Scheduling isn’t for the faint of heart, as anyone who’s tried to find a time and room for a team meeting well knows. For colleges and universities, the challenge boils down to this: given a finite set of classrooms and faculty availability, how can officials offer courses that students want and need to take, at times that instructors can teach?
That’s a tall order for any organization—and especially for a small company like Coursedog, which claims its scheduling software can help colleges and universities. But the New York -based startup has picked up some big clients since launching in 2018, including Brigham Young University, Columbia Law School and the University of Montana.
That traction has also attracted investors’ interest, to the tune of a $1.25-million seed round from FoundersX Venture, EFund and Jinal Jhaveri (the founder and former CEO of Schoolmint, a K-12 school enrollment company).
The idea for Coursedog was borne out of personal curiosity in 2017, according to CEO Justin Wenig. He and his co-founder, then Columbia University students, were frustrated that all the computer science classes they wanted to take were offered at the same time. It led them to ask the simple question: “How do schools decide what and when to offer?”
The answer they heard: it’s complicated. As the pair called up hundreds of colleges in the Northeast, they learned that registrars often rely on a mix of spreadsheets and forms (sometimes physical ones), which are then manually combined to create each term’s course schedules.
Such a process may seem antiquated by today’s standards. But that was how the Laguna College of Art and Design in California, which currently enrolls about 750 students, used to create schedules. When Laura Patrick joined in 2006, course planning began with sketches on butcher paper, and the information was then manually imported into Excel spreadsheets.

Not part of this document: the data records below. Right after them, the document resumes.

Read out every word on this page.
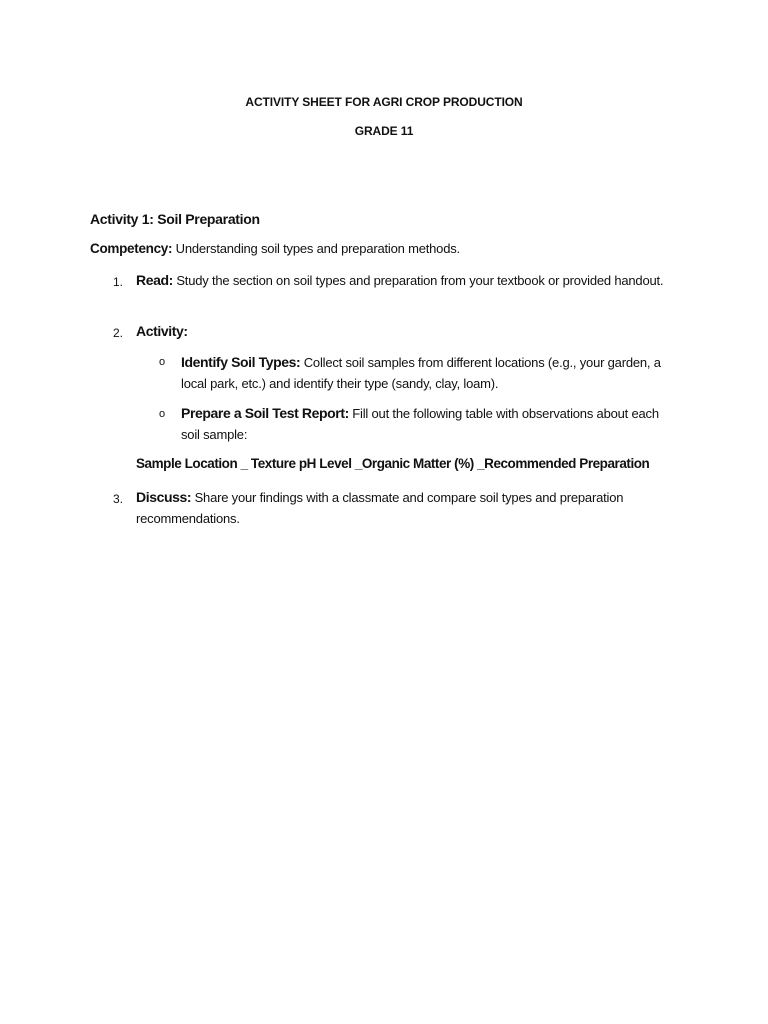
ACTIVITY SHEET FOR AGRI CROP PRODUCTION
GRADE 11
Activity 1: Soil Preparation
Competency: Understanding soil types and preparation methods.
1. Read: Study the section on soil types and preparation from your textbook or provided handout.
2. Activity:
o Identify Soil Types: Collect soil samples from different locations (e.g., your garden, a local park, etc.) and identify their type (sandy, clay, loam).
o Prepare a Soil Test Report: Fill out the following table with observations about each soil sample:
Sample Location _ Texture pH Level _Organic Matter (%) _Recommended Preparation
3. Discuss: Share your findings with a classmate and compare soil types and preparation recommendations.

Patrick, the college’s registrar and director of institutional research, recalls having to resolve issues with scheduling a room or instructor that is not available at a given time. (About three-quarters of the instructors teach part-time, adding to the logistical challenge.) Her team implemented Coursedog in February 2019, and has used it for one term.

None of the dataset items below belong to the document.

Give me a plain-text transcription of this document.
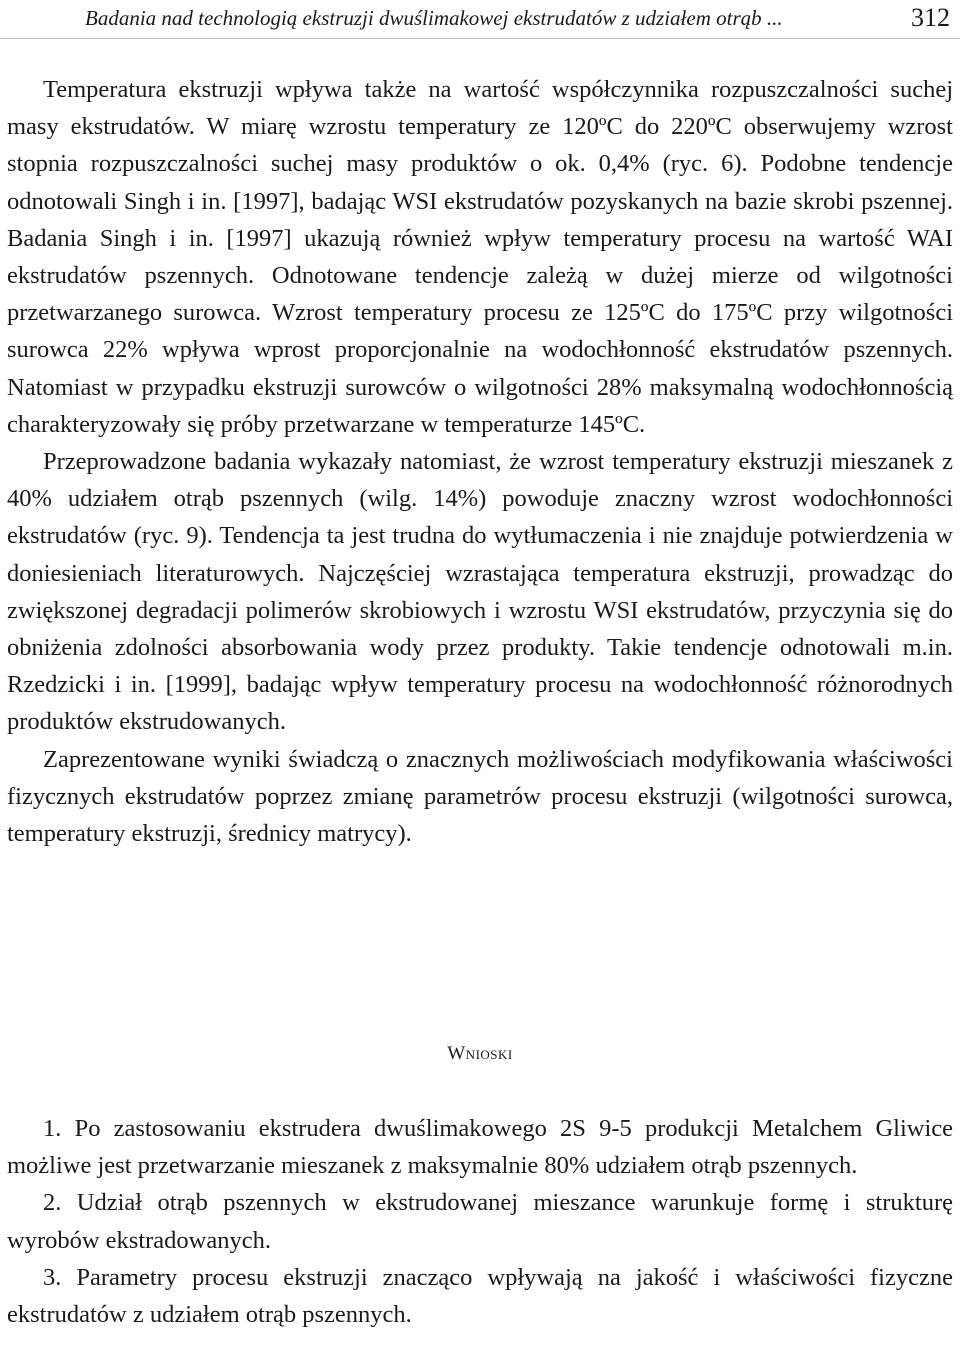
Badania nad technologią ekstruzji dwuślimakowej ekstrudatów z udziałem otrąb ...	312

Temperatura ekstruzji wpływa także na wartość współczynnika rozpuszczalności suchej masy ekstrudatów. W miarę wzrostu temperatury ze 120ºC do 220ºC obserwujemy wzrost stopnia rozpuszczalności suchej masy produktów o ok. 0,4% (ryc. 6). Podobne tendencje odnotowali Singh i in. [1997], badając WSI ekstrudatów pozyskanych na bazie skrobi pszennej. Badania Singh i in. [1997] ukazują również wpływ temperatury procesu na wartość WAI ekstrudatów pszennych. Odnotowane tendencje zależą w dużej mierze od wilgotności przetwarzanego surowca. Wzrost temperatury procesu ze 125ºC do 175ºC przy wilgotności surowca 22% wpływa wprost proporcjonalnie na wodochłonność ekstrudatów pszennych. Natomiast w przypadku ekstruzji surowców o wilgotności 28% maksymalną wodochłonnością charakteryzowały się próby przetwarzane w temperaturze 145ºC.

Przeprowadzone badania wykazały natomiast, że wzrost temperatury ekstruzji mieszanek z 40% udziałem otrąb pszennych (wilg. 14%) powoduje znaczny wzrost wodochłonności ekstrudatów (ryc. 9). Tendencja ta jest trudna do wytłumaczenia i nie znajduje potwierdzenia w doniesieniach literaturowych. Najczęściej wzrastająca temperatura ekstruzji, prowadząc do zwiększonej degradacji polimerów skrobiowych i wzrostu WSI ekstrudatów, przyczynia się do obniżenia zdolności absorbowania wody przez produkty. Takie tendencje odnotowali m.in. Rzedzicki i in. [1999], badając wpływ temperatury procesu na wodochłonność różnorodnych produktów ekstrudowanych.

Zaprezentowane wyniki świadczą o znacznych możliwościach modyfikowania właściwości fizycznych ekstrudatów poprzez zmianę parametrów procesu ekstruzji (wilgotności surowca, temperatury ekstruzji, średnicy matrycy).

Wnioski

1. Po zastosowaniu ekstrudera dwuślimakowego 2S 9-5 produkcji Metalchem Gliwice możliwe jest przetwarzanie mieszanek z maksymalnie 80% udziałem otrąb pszennych.

2. Udział otrąb pszennych w ekstrudowanej mieszance warunkuje formę i strukturę wyrobów ekstradowanych.

3. Parametry procesu ekstruzji znacząco wpływają na jakość i właściwości fizyczne ekstrudatów z udziałem otrąb pszennych.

“For better or worse,” she says, the system helps “remove the tendency for human error” by automatically flagging scheduling conflicts.
On the Coursedog platform, school officials input information about what facilities are available, and set rules for when courses can be scheduled. The system then sends out surveys to instructors to share their preferences for class times, seating layout and tech requirements. Based on the rules, space constraints and faculty responses, the system recommends a course schedule that maximizes the use of time and space.
It may still be impossible to create a schedule that satisfies everyone’s preferences. But at the very least, Wenig says he wants to help college officials reduce the likelihood that courses are oversubscribed, classrooms are overfilled or underused, or faculty have to teach multiple back-to-back classes on the same day
Coursedog is not alone in recognizing this problem. A 2016 report from Ad Astra Information Systems, another college-scheduling company, found that public, four-year colleges “more likely to have courses that were either underutilized (36%) or overloaded (33%) than courses that effectively balanced seat supply with student demand (31%).” According to the authors, “scheduling practices, more so than physical space constraints, limit students’ course access and contribute to bottlenecks on many campuses.”
Not offering the right courses is more than an inconvenience; it can delay when students can finish their studies and graduate. Coursedog also offers a course projection tool that combs information about historical course enrollments and degree requirements to recommend which courses a college should offer in the future, and how many seats and sections are needed.
“If we know there are 100 econ majors who took Econ 101 last year,” Wenig offers as an example, “we want to make sure the school knows it needs to offer [Econ] 102 to keep them on track.”
Sometimes, school officials also decide to reduce course offerings after learning that certain classes have such low enrollments that it’s hard to justify the cost of putting them on. They may also find that there are too many elective courses that are not part of a degree path.
To make these analyses possible, Coursedog must sync with each college’s student information system, and the company currently works with the major providers of those systems, including Ellucian, Jenzabar and Peoplesoft. The technical integration can take anywhere from three to five weeks. For schools using a homegrown or less-commonly used student information system, that process can take longer.
The company charges institutions a one-time implementation fee that averages $100,000, along with a yearly licensing fee that ranges from $15,000 to $100,000, depending on the number of students at the institution. So far, Coursedog claims 55 colleges and universities as clients, some of whom have deployed the tool across the entire campus while others use it for specific departments.
Wenig says the company currently has $5 million booked in contracts, and is profitable. Despite that milestone, he shares, the company of 16 consists mostly of engineers, and the seed funding will be used to grow its sales and business-development staff. (So far, he’s shouldered most of those responsibilities.)
Coursedog has raised $1.5 million to date, and recently graduated from technology startup accelerator, Y Combinator earlier this year. The company’s first angel investor was Justin Wenig’s father, Devin Wenig, who is the CEO of eBay.